The Power of Unbroken Faith
- Ryan Duncan
- Updated Dec 21, 2014
In recent years, many Christians have become familiar with the story of Louis Zamperini, the Olympic runner who came to Christ after several harrowing years in a Japanese POW camp. Unbroken, the film about his life, is set to release everywhere in theaters this Christmas. Crosswalk was privileged to interview Louis’s son, Luke Zamperini, about the upcoming film and learn more about how his father’s journey to faith would be portrayed onscreen.
How familiar were you with your father’s story before this movie?
I was very familiar with my father’s story. His story was the subject of my bedtime stories growing up, and I spent a lifetime going with him to meetings where he would tell his story over-and-over again. He had a sixteen-page comic book telling his story back in the 1950’s that I still have a copy of. Plus, his book was first published in 1956. So, I’ve been very familiar with his story and it is getting even more familiar now having Unbroken come out. Laura Hillenbrand was able to bring even more to the story other than my father’s perspective about the endeavor.
One of the things I noticed about the book is that it’s broken into different stages of your father’s life. Does it focus on anything in particular, or does it give everything equal credence?
Well, my father’s life is like a five-act play. A two-hour-and-seventeen-minute movie is only going to cover about three acts, so the great challenge for the filmmakers was, “how much of the story do you tell?” “What parts do you focus on?” and “How do you get the complete message across?” I think they did a wonderful job. The film ends when he gets home from the War. It did not dramatize the PTSD, the Christian conversion, and the going back to Japan to forgive his captors. It used titles to explain what happened to him after that, but these themes of faith and forgiveness are still woven in throughout the film. In my opinion, she (Angelina Jolie) did a masterful job. When I asked people what they came away with, their response was always, “How could he forgive them?”
Obviously your father’s story has a special place in the heart of Christians because it’s a very powerful message about forgiveness and seeking God. So, you believe Unbroken lives up to that message?
Yes, I really think it does. Would I have liked to see every part of his life depicted in all detail, including the Billy Graham meeting in the canvas cathedral? Yes, but then it would be a five-hour movie and we’d be losing audiences. Again, the challenge for the filmmakers is, “How do you tell this story in just two hours?” And I really think they did a great job. It’s gorgeously shot, just beautiful, and the soundtrack is mesmerizing, it takes you on this beautifully told journey of a grim adventure, and it ends on a positive note. Certainly the faith and forgiveness hit you at the end.

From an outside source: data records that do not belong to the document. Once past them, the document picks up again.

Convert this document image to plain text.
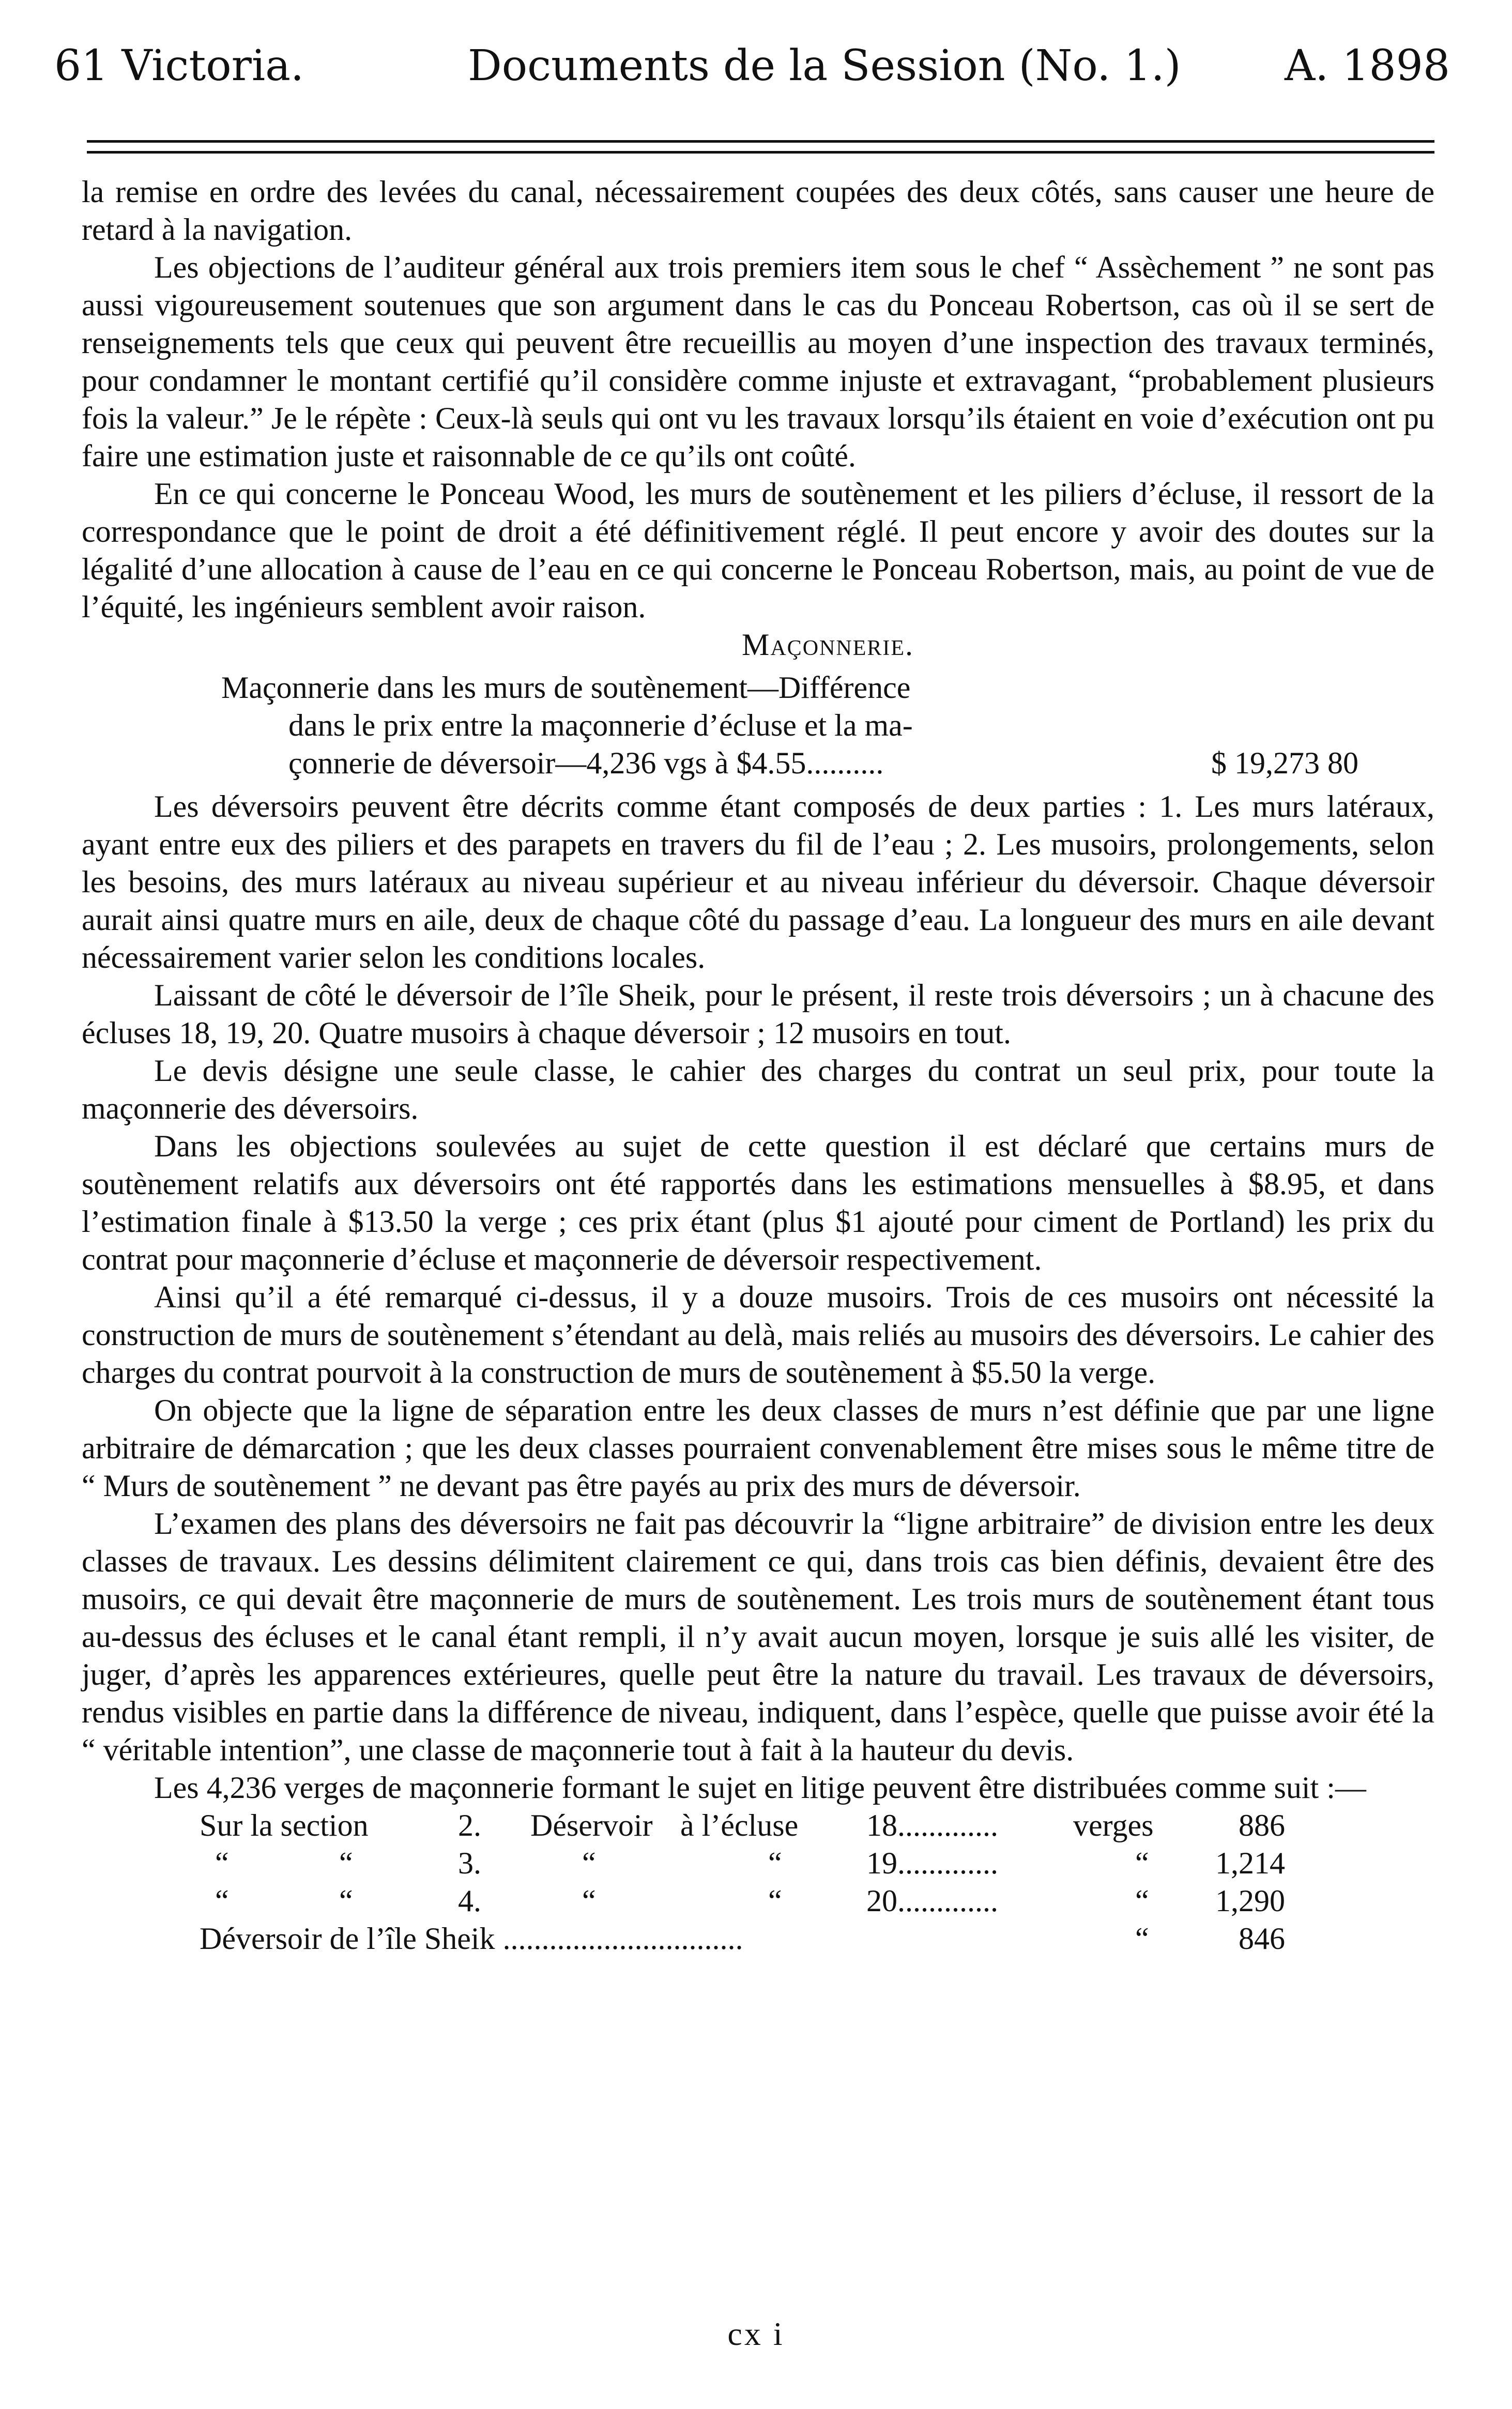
61 Victoria.	Documents de la Session (No. 1.) A. 1898

la remise en ordre des levées du canal, nécessairement coupées des deux côtés, sans causer une heure de retard à la navigation.

Les objections de l’auditeur général aux trois premiers item sous le chef “ Assèchement ” ne sont pas aussi vigoureusement soutenues que son argument dans le cas du Ponceau Robertson, cas où il se sert de renseignements tels que ceux qui peuvent être recueillis au moyen d’une inspection des travaux terminés, pour condamner le montant certifié qu’il considère comme injuste et extravagant, “probablement plusieurs fois la valeur.” Je le répète : Ceux-là seuls qui ont vu les travaux lorsqu’ils étaient en voie d’exécution ont pu faire une estimation juste et raisonnable de ce qu’ils ont coûté.

En ce qui concerne le Ponceau Wood, les murs de soutènement et les piliers d’écluse, il ressort de la correspondance que le point de droit a été définitivement réglé. Il peut encore y avoir des doutes sur la légalité d’une allocation à cause de l’eau en ce qui concerne le Ponceau Robertson, mais, au point de vue de l’équité, les ingénieurs semblent avoir raison.

Maçonnerie.

Maçonnerie dans les murs de soutènement—Différence
dans le prix entre la maçonnerie d’écluse et la ma-
çonnerie de déversoir—4,236 vgs à $4.55..........	$ 19,273 80

Les déversoirs peuvent être décrits comme étant composés de deux parties : 1. Les murs latéraux, ayant entre eux des piliers et des parapets en travers du fil de l’eau ; 2. Les musoirs, prolongements, selon les besoins, des murs latéraux au niveau supérieur et au niveau inférieur du déversoir. Chaque déversoir aurait ainsi quatre murs en aile, deux de chaque côté du passage d’eau. La longueur des murs en aile devant nécessairement varier selon les conditions locales.

Laissant de côté le déversoir de l’île Sheik, pour le présent, il reste trois déversoirs ; un à chacune des écluses 18, 19, 20. Quatre musoirs à chaque déversoir ; 12 musoirs en tout.

Le devis désigne une seule classe, le cahier des charges du contrat un seul prix, pour toute la maçonnerie des déversoirs.

Dans les objections soulevées au sujet de cette question il est déclaré que certains murs de soutènement relatifs aux déversoirs ont été rapportés dans les estimations mensuelles à $8.95, et dans l’estimation finale à $13.50 la verge ; ces prix étant (plus $1 ajouté pour ciment de Portland) les prix du contrat pour maçonnerie d’écluse et maçonnerie de déversoir respectivement.

Ainsi qu’il a été remarqué ci-dessus, il y a douze musoirs. Trois de ces musoirs ont nécessité la construction de murs de soutènement s’étendant au delà, mais reliés au musoirs des déversoirs. Le cahier des charges du contrat pourvoit à la construction de murs de soutènement à $5.50 la verge.

On objecte que la ligne de séparation entre les deux classes de murs n’est définie que par une ligne arbitraire de démarcation ; que les deux classes pourraient convenablement être mises sous le même titre de “ Murs de soutènement ” ne devant pas être payés au prix des murs de déversoir.

L’examen des plans des déversoirs ne fait pas découvrir la “ligne arbitraire” de division entre les deux classes de travaux. Les dessins délimitent clairement ce qui, dans trois cas bien définis, devaient être des musoirs, ce qui devait être maçonnerie de murs de soutènement. Les trois murs de soutènement étant tous au-dessus des écluses et le canal étant rempli, il n’y avait aucun moyen, lorsque je suis allé les visiter, de juger, d’après les apparences extérieures, quelle peut être la nature du travail. Les travaux de déversoirs, rendus visibles en partie dans la différence de niveau, indiquent, dans l’espèce, quelle que puisse avoir été la “ véritable intention”, une classe de maçonnerie tout à fait à la hauteur du devis.

Les 4,236 verges de maçonnerie formant le sujet en litige peuvent être distribuées comme suit :—

Sur la section	2. Déservoir à l’écluse 18............. verges	886
“	“	3.	“	“	19.............	“ 1,214
“	“	4.	“	“	20.............	“ 1,290
Déversoir de l’île Sheik ...............................	“	846
cx i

You mentioned that you thought Angelina Jolie did a great job with the film. Did you get to meet her or any of the other actors?
Yes, we met Angelina right in the beginning when she first got the nod to do the film. She came over and met my dad and the entire family. We celebrated his 96th birthday with her and her husband. All the key actors were brought over to the house to sit down and talk with my dad. He told them all about his adventures and the people they would be playing, including Miyavi, who played “The Bird.” The director, the producer, the actors, were all very emotionally involved in this project because they got to meet the man himself. He’s still impacting people’s lives.
What did you most hope to see come out of Unbroken?
The power of faith and forgiveness. From what I can tell, viewers are walking away from this film thinking about that. To me that was very important. We’ve been praying for years to see this story come to the big screen, and for a director with a passion for this story, and boy did we get it. I just believed God’s hand was on this project and it would be told in a way that would affect the most people.